Top Tens – Poetry & Literature: Top 10 Poetry (1) T.S. Eliot – The Wasteland (1922)

 

 

(1) T.S. ELIOT – THE WASTELAND (1922)

 

“And I will show you something different from either
Your shadow at morning striding behind you
Or your shadow at evening rising to meet you;
I will show you fear in a handful of dust”

 

Apocalyptic poet. Also one of the most name-dropped poets, including in Catch-22 (“Name me a poet who makes money!”)

Also Old Possum, as in Old Possum’s Book of Practical Cats. Yes – T.S. Eliot is the origin of the musical Cats.

 

 

Also – the Warrior of the Wasteland! The Ayatollah of Rock and Roll-ah! Well, not quite. That is the Lord Humungus from Mad Max: The Road Warrior. But Eliot was the Poet of The Wasteland.

It would be interesting to adapt The Wasteland in the style of Mad Max. Except it would involve a lot less BDSM leather kink and a lot more mind-screw.

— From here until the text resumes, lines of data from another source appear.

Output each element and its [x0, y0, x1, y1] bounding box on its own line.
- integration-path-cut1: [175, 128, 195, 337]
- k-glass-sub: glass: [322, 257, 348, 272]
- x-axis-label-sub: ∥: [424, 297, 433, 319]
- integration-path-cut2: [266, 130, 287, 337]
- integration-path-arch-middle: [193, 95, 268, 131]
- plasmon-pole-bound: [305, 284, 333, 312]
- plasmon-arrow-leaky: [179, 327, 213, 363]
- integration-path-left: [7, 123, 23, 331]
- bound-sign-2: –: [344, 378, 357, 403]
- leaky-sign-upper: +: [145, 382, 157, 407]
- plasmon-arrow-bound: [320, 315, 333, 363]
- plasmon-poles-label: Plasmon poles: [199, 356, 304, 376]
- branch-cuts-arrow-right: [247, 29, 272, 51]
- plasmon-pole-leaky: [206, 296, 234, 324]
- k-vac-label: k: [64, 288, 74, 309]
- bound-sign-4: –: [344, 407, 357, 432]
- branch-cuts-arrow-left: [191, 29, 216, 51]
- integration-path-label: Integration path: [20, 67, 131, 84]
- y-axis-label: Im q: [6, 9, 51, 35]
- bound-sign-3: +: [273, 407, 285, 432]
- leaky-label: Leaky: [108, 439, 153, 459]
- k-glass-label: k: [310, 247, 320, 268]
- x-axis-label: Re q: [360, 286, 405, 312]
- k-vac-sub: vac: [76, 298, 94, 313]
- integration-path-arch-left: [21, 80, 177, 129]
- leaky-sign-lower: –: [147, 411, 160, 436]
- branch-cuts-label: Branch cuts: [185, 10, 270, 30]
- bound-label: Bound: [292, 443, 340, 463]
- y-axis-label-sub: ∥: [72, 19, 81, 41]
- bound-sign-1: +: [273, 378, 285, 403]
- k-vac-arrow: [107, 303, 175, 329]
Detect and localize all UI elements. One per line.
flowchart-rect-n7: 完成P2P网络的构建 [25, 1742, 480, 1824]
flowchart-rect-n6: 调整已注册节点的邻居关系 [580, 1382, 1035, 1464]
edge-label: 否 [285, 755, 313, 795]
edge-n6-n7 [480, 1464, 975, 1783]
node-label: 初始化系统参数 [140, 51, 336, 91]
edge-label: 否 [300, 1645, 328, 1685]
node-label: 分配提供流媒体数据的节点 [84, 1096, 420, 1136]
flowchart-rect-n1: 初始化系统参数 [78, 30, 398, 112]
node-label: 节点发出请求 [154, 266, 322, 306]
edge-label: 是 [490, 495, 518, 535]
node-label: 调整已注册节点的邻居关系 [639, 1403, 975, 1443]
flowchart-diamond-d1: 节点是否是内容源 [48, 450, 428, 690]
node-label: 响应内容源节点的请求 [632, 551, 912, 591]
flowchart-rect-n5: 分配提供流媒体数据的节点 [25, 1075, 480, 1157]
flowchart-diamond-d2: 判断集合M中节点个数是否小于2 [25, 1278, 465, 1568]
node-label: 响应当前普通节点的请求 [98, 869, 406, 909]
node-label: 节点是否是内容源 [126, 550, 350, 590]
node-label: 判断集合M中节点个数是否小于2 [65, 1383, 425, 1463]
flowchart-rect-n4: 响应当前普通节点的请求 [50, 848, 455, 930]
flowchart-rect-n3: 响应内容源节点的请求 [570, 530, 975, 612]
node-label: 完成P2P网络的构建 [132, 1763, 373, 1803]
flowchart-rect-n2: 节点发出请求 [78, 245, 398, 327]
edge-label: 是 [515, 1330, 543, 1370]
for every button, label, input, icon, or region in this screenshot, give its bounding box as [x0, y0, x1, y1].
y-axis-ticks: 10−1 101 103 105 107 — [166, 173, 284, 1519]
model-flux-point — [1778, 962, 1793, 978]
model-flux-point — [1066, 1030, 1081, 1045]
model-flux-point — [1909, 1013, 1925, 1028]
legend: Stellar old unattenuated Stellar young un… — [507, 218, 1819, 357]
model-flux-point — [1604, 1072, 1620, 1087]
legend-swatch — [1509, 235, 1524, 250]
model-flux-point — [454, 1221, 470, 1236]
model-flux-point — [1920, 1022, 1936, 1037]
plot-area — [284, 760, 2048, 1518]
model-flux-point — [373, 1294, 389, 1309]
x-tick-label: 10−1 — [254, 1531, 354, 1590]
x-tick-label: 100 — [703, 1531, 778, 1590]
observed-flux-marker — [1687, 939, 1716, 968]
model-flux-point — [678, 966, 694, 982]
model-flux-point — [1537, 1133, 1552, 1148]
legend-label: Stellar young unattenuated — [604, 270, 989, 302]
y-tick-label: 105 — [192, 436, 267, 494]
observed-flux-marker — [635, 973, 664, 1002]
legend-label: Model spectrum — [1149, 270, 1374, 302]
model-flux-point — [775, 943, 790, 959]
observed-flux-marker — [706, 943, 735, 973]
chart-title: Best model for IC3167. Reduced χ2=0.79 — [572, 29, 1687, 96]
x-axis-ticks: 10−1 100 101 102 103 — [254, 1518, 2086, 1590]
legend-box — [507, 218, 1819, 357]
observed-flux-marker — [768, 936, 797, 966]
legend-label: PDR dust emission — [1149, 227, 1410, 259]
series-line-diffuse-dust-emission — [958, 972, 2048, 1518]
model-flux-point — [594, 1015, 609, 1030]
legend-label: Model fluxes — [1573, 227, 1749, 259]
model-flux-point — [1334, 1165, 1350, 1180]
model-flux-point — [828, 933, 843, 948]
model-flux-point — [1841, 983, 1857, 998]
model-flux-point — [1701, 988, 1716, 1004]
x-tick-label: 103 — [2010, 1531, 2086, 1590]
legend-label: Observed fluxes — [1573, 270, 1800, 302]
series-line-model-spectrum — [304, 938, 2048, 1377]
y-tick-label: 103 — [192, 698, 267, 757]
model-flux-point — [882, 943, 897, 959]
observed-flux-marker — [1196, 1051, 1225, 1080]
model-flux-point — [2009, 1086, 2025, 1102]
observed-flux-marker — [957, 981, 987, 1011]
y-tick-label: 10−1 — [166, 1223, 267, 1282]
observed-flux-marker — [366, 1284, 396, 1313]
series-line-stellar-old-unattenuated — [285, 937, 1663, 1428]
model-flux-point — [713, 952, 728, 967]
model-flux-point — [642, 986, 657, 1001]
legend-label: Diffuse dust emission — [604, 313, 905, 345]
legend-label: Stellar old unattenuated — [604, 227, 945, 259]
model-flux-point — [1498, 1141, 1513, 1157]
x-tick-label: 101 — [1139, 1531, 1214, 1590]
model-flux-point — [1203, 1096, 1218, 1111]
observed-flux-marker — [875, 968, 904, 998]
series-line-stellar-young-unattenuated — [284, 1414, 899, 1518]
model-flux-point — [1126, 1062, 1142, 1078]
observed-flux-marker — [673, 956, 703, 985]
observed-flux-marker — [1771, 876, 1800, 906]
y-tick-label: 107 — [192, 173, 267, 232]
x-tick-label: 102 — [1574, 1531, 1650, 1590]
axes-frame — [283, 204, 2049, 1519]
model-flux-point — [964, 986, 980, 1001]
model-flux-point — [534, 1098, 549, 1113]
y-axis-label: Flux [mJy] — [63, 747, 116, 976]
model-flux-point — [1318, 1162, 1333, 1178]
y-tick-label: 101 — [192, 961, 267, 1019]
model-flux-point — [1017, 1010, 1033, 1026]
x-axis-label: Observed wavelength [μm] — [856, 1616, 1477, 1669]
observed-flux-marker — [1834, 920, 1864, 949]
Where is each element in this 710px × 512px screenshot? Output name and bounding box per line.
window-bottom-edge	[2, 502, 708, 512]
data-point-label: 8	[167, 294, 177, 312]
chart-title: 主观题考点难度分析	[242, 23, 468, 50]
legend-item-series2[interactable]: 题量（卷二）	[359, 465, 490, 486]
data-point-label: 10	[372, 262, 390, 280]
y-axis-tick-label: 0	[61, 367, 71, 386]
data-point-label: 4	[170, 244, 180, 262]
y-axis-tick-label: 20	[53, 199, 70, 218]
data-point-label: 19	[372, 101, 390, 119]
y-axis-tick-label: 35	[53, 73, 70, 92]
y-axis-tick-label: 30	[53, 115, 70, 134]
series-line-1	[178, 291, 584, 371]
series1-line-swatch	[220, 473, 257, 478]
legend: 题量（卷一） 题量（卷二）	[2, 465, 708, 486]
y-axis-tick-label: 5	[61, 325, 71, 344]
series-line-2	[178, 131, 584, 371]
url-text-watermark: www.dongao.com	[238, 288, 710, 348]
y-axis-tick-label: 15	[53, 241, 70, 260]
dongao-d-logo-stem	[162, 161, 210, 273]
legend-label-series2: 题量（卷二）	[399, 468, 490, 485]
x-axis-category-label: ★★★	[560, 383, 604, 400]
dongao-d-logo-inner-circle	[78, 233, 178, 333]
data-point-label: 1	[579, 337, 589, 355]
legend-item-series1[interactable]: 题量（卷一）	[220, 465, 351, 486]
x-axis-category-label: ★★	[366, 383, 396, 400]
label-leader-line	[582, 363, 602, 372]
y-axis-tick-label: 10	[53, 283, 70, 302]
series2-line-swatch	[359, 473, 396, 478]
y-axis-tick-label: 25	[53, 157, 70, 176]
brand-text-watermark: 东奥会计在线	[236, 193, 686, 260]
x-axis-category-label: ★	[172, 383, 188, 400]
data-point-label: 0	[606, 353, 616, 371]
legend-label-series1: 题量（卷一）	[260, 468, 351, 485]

It would also be interesting to adapt The Wasteland into horror – it verges on it already. That fear in a handful of dust for one. For another, the titular theme of the mythic Waste Land as post-apocalyptic setting without redemption or resurrection – “That corpse you planted last year in your garden. Has it begun to sprout? Will it bloom this year?” The Wasteland as zombie apocalypse, perhaps? Or slasher film?

 

“This is the way the world ends
Not with a bang but a whimper”

 

Even The Wasteland is laid waste in The Hollow Men, a more straightforward and shorthand poem of the same themes. Shout-out also to The Love Song of J. Alfred Prufrock, the third of the Eliot holy trinity. The central bathos is there in the title – the juxtaposition of the lofty “love-song” with the commonplace and ludicrous banality of the protagonist himself.

 

“I have measured out my life in coffee spoons.”